My introduction to Gradle is a legacy project that has been converted fairly directly from Ant to Gradle. It constructs a jar of common classes, an ejb-jar containing a large number of EJBs, a war and an ear containing everything.
The libraries that get packaged are not directly based upon the compiled dependencies, and as I make changes to the dependencies I’m concerned about the fragility of the build - each dependency is declared in multiple places for compilation and ant jar tasks.
The java packages have a lot of inter-dependencies, so it uses a lot of Ant patterns to determine what classes go into the jar/ejb-jar/war. This makes it difficult to modularize the existing code into separate projects.
Does it make sense to try and do all of this in a single build file? I’m struggling to figure out how I would build a jar of common classes and include it into the EAR (as an earlib) because I’m still new to gradle and it hasn’t clicked yet - and it’s just going to get more complicated.
Is all of the source in one directory and the ant patterns are used to select pieces for the jar/war/ear? Does all of the source build in one step right now? Can you give us some idea of what your structure looks like and what your build file looks like?
It probably could be done in one build file, but it sounds like it may more naturally fit a multi-project build (with separate jar, war, ear projects and dependencies across them).
If you’re stuck with the current directory structure, I’d look at trying to reuse the common ant patterns across the separate tasks. You can build portable CopySpecs. It’s not ideal, but you could create a “common jar” copyspec and reuse that in multiple places.
You may also be able to create a multi-project build with the existing layout with clever use of include/exclude patterns on sourceSets.java, but if your project is too entangled, that may make things worse.
Hi, there’s a single java source directory (src/java) for all the code, but a more complicated structure for property files and configuration files.

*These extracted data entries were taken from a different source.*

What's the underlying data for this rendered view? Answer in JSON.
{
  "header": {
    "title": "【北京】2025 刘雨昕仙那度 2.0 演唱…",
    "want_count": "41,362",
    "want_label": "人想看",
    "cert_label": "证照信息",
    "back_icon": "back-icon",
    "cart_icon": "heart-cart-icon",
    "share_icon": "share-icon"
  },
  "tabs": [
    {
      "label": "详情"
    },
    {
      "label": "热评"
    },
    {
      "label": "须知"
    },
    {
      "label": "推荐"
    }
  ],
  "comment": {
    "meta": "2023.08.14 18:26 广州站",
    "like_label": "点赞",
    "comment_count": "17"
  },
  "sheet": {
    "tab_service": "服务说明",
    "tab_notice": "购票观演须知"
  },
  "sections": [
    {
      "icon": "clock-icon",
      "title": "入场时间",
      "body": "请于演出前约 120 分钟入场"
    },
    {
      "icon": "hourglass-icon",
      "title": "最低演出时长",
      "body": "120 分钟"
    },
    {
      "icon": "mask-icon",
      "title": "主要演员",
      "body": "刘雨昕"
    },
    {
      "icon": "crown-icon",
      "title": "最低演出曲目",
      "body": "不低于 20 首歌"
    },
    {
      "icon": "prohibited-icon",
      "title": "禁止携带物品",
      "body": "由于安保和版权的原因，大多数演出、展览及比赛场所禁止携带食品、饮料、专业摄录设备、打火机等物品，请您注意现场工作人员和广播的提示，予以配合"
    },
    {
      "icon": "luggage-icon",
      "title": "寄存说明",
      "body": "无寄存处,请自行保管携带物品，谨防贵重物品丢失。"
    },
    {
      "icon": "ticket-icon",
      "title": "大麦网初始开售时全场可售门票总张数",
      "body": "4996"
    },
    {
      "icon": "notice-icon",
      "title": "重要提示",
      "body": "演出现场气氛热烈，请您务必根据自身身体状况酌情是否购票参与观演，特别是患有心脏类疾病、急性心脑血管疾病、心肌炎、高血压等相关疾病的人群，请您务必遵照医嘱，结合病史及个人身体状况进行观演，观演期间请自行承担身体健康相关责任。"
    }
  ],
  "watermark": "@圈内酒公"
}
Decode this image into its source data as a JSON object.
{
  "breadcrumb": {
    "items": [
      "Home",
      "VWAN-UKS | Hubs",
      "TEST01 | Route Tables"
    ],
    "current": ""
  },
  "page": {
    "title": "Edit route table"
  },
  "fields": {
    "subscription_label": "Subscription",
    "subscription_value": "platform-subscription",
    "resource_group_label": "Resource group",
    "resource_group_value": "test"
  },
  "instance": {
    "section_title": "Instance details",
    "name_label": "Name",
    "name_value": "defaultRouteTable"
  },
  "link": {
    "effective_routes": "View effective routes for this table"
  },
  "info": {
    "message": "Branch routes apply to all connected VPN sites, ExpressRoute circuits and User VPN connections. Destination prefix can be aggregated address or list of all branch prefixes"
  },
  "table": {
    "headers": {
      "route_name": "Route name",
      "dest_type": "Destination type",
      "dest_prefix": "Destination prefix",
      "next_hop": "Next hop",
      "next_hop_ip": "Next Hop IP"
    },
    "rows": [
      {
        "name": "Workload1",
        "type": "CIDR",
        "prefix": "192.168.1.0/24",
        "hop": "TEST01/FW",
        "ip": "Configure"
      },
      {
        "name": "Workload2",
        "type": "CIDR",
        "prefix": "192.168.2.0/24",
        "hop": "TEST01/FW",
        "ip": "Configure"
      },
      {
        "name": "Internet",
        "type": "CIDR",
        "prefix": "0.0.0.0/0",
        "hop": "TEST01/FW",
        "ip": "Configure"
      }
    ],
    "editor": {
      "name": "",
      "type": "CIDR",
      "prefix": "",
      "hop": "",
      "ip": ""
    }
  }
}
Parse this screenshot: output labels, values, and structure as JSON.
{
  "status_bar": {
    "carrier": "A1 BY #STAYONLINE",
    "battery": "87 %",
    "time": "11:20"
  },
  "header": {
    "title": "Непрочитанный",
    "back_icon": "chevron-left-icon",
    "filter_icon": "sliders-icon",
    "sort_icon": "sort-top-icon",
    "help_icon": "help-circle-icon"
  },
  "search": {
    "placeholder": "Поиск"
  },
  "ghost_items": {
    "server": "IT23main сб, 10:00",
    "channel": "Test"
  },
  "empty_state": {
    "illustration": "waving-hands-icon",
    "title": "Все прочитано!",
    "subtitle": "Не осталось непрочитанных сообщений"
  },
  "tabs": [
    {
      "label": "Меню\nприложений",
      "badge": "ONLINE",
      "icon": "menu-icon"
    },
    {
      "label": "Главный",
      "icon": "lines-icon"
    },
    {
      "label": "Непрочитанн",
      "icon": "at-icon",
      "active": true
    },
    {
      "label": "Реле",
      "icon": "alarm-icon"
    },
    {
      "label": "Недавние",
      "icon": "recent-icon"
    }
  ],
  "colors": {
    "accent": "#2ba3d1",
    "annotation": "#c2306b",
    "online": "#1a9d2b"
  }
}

I guess what I’m struggling with is trying to work out how to configure a highly customized gradle build when I’ve never done the basics yet - I’m finding it hard to understand a lot of the examples I see online.
For example, in my first attempt to do all of this in a single build I have the java, war and ear plugins and I’ve customized the jar task to only include certain classes, and I’m calling this core.jar. I’ve no idea how I would go about adding that as an earlib to the ear task.
This is the sort of thing I’ve got so far:
apply plugin: 'java'
apply plugin: 'war'
apply plugin: 'ear'
sourceSets {
main {
java.srcDirs = ["src/java"]
// not sure if this is a good idea
compileClasspath += configurations.earlib
}
test {
java.srcDirs = ["src/test"]
}
}
dependencies {
// Application dependencies
// Java EE libraries
providedCompile 'javax.activation:activation:1.1.1'
providedCompile 'javax.mail:mail:1.4.5'
...
earlib 'joda-time:joda-time:2.5'
...
}
jar {
archiveName = 'core.jar'
include = [
'com/foo/bar/model/**/*'
'com/foo/bar/util/**'
...
]
exclude = [
'com/foo/bar/model/**/*DAO*.class'
...
]
}
ear {
// include core.jar somehow?
}
As you can see I haven’t got very far - I more looking to know whether this is a bad thing to even attempt because the resulting build is going to be very complex, and if that’s the case I’ll push for more modularization of the codebase (which sadly doesn’t appear to be going away any time soon).
Yes, that’s a bit of a headache. If it’s too hard to separate the single source tree, you could try something like this (models everything as separate projects in Gradle):
allprojects {
// common configuration (e.g., repositories {})
group = "my.company"
version = "1.0"
}
project(":core") {
apply plugin: 'java'
sourceSets {
main {
java {
srcDir rootProject.file("src/java")
includes = [ "**/com/foo/bar/model/**/*" ]
excludes = [ "**/com/foo/bar/model/**/*DAO*/*" ]
}
}
test {
// probably need to exclude some tests too?
}
}
}
project(":earproject") {
apply plugin: 'ear'
dependencies {
deploy project(":warproject")
earlib project(":core")
}
}
project(":warproject") {
apply plugin: 'war'
dependencies {
compile project(":core")
// other JavaEE dependencies...
}
sourceSets {
main {
java {
srcDir rootProject.file("src/java")
includes = [ "**/com/foo/bar/model/**/*DAO*/*" ]
}
}
test {
// probably need to exclude some tests too?
}
}
}
You could eventually move source to their project structure (from root/src/java to core/src/main/java, e.g.). You’ll have to configure some extra things this way for now because you’ll want everything to be relative to the root (vs subproject).